We’ve walked for so long, I thought you might stay with me forever. And because I know I will be here forever, I never realized that your time was fading, that you had to fall into the dirt. That the tribe’s stories meant something, that their drawings of death spoke truth. Maybe that’s what I was afraid of. I wanted it to be beautiful.
I find myself alone again, in the dirt, looking into the sky, reaching for something more, holding your corpse in my arms, wishing this was all just a dream.
I’ve been hearing owls at night again. The first time I saw one after you died, I felt it was trying to speak to me and it was terrifying. Maybe it was speaking to the forest, or some other owl, I didn’t care. Their calls remind me of death because of the tribe and their strange mythology what nots. The drawings they created. The things they used to tell me, I remember. I should have known I guess.
When we were was young I felt our connection and what we could bring to animals and nature, something I will hold within me forever. Now that you’ve passed, I find myself on my legs, feeling bare and naked. Longing to be swept off my feet again.
Our journey was just as frightening as I am now, but I was not alone then.
I have collected pieces of you: skin, braided hair, hooves, your brown eyes, organs. And I think in time, I will let go of all the pieces. Consume them one by one.
That’s what I am working on now. Letting go of all of these traits and ways of being and thinking. It takes practice, but I am fearless within my true self, and I will always come back to that. I will always come back to you, I wish to become you.
I’ve found myself in the same place that I began this journey. A full circle.
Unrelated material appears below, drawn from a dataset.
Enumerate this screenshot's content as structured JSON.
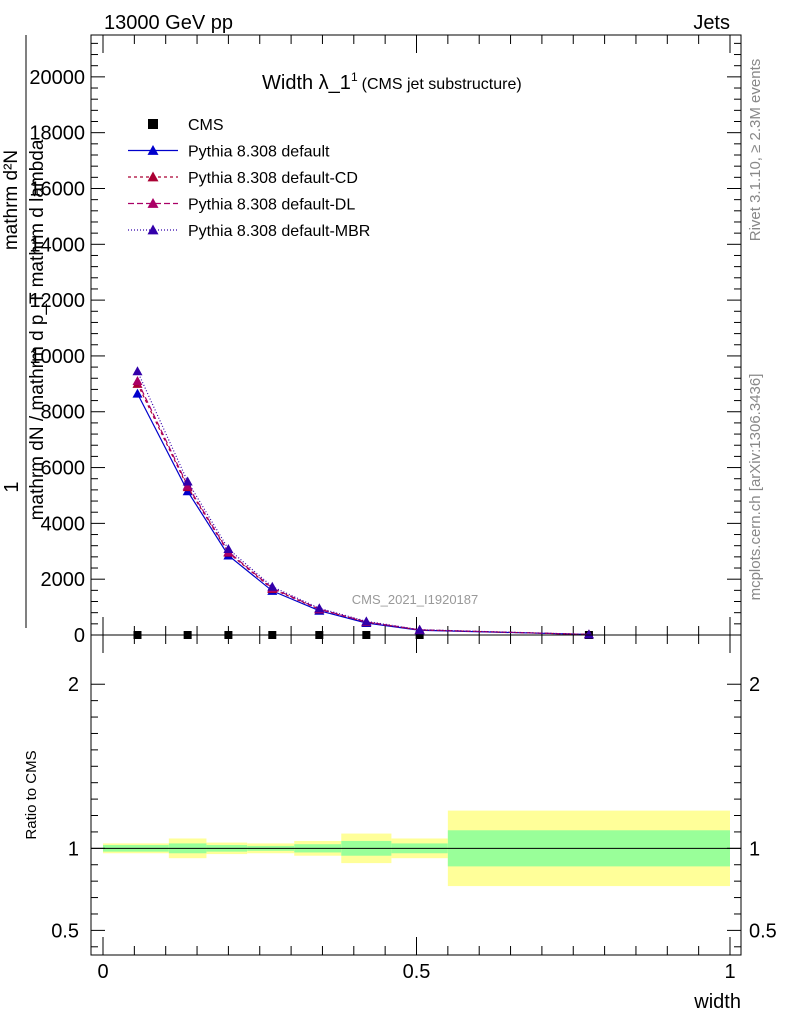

A spiritual weight of significance, the totem of you that I wear around my neck, it brings me wisdom. An ability to unmask deception, my clairvoyance, to see clearly in the dark, to see through. Where to go from here, I don’t know yet.
Seeing the emptiness now, the places where my tribesmen used to be, I feel clean. Free. Like I have a fresh slate. This time I am opening the door to my own path. I’m terrified because I am okay without you, but our totem reminds me of our days spent together as I hold it near to my chest, forever.